The researchers think the networks did much better with the black objects because the items lack what Kellman calls “internal contours” — edges that confuse the machines.
In experiment five, the researchers scrambled the images to make them more difficult to recognize, but they preserved pieces of the objects. The researchers selected six images the VGG-19 network got right originally, and scrambled them. Humans found these hard to recognize. VGG-19 got five of the six images right, and was close on the sixth.
As part of the fifth experiment, the researchers tested UCLA undergraduate students, in addition to VGG-19. Ten students were shown objects in black silhouettes — some scrambled to be difficult to recognize and some unscrambled, some objects for just one second, and some for as long as the students wanted to view them. The students correctly identified 92 percent of the unscrambled objects and 23 percent of the scrambled ones with just one second to view them. When the students could see the silhouettes for as long as they wanted, they correctly identified 97 percent of the unscrambled objects and 37 percent of the scrambled objects.
What conclusions do the psychologists draw?
Humans see the entire object, while the artificial intelligence networks identify fragments of the object.

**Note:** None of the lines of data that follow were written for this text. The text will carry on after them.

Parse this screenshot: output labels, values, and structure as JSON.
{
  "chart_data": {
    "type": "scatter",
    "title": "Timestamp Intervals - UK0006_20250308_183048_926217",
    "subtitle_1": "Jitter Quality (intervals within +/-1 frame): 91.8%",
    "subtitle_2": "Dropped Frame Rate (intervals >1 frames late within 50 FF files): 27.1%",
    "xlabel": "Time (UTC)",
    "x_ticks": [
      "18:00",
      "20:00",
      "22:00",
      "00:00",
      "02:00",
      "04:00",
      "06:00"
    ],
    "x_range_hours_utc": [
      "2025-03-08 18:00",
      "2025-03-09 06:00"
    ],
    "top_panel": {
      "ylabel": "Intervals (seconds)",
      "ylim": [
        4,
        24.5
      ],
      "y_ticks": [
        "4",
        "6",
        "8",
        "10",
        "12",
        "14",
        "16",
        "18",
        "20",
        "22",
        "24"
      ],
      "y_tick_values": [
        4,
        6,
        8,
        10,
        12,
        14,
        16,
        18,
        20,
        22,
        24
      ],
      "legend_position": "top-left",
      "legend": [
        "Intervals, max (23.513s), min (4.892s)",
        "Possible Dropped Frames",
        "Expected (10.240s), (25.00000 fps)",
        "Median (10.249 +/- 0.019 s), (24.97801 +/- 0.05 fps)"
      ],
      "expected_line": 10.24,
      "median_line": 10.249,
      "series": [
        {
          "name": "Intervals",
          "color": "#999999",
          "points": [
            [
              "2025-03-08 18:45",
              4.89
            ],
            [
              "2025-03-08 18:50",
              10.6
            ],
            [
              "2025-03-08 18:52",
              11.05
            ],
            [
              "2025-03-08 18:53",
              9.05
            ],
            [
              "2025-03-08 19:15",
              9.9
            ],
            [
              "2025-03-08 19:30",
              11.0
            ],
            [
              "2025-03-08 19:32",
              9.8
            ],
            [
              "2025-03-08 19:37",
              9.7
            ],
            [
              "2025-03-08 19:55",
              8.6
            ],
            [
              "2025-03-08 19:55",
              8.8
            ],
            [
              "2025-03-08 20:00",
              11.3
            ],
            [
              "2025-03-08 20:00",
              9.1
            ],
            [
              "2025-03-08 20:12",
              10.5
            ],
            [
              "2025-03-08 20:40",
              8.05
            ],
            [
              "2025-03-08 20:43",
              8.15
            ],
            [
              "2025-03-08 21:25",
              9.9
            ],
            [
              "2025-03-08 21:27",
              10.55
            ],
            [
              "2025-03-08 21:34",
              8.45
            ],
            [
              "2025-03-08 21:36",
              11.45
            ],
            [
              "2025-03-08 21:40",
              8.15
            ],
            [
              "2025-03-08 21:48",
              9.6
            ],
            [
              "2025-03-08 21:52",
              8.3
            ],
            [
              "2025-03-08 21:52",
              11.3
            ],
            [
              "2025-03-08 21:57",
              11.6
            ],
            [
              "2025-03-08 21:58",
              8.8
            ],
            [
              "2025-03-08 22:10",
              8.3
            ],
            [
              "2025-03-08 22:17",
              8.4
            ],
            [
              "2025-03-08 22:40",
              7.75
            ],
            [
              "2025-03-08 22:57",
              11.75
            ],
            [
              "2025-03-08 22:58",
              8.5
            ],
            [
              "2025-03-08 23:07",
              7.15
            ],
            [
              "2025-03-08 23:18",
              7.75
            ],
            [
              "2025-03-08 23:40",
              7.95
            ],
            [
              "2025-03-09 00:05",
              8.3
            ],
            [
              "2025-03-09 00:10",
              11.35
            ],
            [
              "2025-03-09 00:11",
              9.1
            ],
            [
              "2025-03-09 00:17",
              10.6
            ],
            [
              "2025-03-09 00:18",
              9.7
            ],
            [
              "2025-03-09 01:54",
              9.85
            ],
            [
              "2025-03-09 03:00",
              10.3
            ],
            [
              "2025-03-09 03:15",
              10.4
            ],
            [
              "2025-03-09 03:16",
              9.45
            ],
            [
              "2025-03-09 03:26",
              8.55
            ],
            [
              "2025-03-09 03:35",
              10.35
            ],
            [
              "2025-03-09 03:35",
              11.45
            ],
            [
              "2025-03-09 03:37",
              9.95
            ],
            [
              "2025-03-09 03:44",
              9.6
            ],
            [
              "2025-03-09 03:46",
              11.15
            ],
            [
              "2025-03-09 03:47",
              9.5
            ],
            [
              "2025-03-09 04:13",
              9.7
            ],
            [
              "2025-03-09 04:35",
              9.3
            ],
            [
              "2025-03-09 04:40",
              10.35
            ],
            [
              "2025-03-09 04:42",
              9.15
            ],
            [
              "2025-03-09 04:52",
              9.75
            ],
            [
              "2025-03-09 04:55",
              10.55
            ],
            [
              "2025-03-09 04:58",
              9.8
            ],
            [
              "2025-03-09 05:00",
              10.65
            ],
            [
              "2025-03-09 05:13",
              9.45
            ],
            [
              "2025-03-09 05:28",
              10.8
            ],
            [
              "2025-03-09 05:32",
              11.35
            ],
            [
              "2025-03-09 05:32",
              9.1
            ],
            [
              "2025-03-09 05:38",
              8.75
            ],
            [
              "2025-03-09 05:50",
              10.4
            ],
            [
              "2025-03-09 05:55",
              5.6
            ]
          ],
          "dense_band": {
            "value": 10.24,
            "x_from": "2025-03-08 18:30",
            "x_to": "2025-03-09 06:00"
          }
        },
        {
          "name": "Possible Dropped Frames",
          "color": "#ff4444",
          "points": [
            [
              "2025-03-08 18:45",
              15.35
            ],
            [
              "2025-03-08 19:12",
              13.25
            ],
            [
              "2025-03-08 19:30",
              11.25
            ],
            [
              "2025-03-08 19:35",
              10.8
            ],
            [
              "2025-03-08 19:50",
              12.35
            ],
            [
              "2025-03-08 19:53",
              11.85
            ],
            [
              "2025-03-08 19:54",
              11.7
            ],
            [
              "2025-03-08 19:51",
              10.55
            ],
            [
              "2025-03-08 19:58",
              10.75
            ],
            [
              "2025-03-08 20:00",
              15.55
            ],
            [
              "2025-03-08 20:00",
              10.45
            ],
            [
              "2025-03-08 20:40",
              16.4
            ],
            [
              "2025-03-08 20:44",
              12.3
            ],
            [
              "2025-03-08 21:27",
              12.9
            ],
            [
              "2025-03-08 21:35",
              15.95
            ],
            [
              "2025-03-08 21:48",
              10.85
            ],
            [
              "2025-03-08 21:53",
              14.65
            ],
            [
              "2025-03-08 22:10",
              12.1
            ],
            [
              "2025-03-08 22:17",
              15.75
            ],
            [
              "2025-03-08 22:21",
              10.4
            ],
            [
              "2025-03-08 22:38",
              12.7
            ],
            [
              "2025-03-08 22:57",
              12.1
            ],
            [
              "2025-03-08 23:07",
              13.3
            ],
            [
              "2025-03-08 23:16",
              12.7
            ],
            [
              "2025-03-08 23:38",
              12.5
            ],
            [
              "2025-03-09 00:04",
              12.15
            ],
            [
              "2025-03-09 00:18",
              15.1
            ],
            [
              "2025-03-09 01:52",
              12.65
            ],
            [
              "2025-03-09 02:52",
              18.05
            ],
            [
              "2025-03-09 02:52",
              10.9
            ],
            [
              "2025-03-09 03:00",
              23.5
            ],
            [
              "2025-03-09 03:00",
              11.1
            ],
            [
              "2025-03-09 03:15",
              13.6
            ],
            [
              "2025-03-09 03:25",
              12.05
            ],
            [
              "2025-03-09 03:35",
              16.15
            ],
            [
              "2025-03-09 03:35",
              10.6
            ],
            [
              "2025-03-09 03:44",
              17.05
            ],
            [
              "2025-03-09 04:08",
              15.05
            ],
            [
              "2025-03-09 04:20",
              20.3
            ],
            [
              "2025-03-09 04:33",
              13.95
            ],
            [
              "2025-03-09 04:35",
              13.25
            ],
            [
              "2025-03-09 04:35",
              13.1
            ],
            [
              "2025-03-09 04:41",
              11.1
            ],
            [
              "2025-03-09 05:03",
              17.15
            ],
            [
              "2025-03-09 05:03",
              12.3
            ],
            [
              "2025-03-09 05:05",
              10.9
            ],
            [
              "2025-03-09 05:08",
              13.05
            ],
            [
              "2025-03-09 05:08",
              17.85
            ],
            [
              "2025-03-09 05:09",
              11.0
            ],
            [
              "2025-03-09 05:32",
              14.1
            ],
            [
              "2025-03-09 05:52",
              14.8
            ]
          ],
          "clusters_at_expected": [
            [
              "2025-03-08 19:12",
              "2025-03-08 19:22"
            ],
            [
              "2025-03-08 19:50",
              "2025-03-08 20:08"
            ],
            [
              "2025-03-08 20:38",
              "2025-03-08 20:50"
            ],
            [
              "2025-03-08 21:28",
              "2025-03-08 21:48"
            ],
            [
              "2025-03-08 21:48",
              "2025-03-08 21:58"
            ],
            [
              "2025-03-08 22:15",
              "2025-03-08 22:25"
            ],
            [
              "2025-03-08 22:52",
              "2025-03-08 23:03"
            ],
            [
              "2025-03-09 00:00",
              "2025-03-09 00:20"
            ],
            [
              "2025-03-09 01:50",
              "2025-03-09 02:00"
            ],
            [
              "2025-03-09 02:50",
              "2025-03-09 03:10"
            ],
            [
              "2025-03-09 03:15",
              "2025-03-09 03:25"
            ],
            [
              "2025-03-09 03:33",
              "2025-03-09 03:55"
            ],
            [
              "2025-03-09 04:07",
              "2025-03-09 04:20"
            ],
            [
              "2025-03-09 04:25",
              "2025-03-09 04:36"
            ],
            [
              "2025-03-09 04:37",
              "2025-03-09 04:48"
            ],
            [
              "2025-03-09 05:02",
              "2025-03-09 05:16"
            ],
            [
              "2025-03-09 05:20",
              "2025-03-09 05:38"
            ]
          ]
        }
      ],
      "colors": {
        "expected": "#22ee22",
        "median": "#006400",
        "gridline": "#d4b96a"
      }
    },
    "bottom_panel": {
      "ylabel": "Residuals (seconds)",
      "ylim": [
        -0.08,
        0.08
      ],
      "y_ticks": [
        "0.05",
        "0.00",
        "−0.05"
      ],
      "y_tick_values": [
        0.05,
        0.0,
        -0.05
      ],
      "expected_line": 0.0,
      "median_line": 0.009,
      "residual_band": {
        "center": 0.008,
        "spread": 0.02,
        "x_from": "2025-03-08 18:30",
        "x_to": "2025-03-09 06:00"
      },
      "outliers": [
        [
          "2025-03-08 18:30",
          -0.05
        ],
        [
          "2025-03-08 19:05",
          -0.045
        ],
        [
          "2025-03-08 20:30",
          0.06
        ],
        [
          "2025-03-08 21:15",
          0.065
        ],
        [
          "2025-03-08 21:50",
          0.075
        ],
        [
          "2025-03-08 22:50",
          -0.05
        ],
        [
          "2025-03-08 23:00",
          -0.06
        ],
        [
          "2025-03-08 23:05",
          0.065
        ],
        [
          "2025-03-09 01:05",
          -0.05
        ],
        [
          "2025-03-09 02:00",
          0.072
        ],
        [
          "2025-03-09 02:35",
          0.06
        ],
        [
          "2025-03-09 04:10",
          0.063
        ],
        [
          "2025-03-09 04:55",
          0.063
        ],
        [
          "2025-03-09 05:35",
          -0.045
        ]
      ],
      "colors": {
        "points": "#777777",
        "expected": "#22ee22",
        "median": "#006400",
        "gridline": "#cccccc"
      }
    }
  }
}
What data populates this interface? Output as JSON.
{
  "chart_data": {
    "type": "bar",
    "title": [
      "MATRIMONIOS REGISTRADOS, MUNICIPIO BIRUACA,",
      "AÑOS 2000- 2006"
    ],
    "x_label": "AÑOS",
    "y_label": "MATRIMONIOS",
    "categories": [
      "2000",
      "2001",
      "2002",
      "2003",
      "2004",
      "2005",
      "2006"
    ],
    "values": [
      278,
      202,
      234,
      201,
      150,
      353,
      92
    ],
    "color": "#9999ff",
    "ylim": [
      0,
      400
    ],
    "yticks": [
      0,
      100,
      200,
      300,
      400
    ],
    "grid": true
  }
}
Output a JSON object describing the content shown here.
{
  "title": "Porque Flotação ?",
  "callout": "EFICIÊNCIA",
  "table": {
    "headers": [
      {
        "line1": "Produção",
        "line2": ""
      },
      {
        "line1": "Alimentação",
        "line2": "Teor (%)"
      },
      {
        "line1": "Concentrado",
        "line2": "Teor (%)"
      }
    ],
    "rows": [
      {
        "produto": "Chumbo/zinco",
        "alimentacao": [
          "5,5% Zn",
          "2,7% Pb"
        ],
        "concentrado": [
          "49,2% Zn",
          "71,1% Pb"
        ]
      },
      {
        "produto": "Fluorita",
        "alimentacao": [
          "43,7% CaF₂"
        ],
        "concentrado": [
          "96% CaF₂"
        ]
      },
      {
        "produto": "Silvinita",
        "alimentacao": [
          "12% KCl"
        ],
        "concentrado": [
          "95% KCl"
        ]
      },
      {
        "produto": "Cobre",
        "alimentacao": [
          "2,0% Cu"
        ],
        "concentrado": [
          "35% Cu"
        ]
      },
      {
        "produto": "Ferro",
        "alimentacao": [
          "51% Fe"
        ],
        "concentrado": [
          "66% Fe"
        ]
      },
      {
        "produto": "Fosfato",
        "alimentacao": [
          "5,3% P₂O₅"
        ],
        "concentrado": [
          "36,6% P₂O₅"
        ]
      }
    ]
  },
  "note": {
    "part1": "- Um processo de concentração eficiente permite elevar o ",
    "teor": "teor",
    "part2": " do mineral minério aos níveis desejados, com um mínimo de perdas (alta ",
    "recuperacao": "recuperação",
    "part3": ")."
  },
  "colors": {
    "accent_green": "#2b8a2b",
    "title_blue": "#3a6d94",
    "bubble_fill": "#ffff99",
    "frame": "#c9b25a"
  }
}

“This study shows these systems get the right answer in the images they were trained on without considering shape,” Kellman said. “For humans, overall shape is primary for object recognition, and identifying images by overall shape doesn’t seem to be in these deep learning systems at all.”
There are dozens of deep learning machines, and the researchers think their findings apply broadly to these devices.
The research was supported in part by a grant from the National Science Foundation.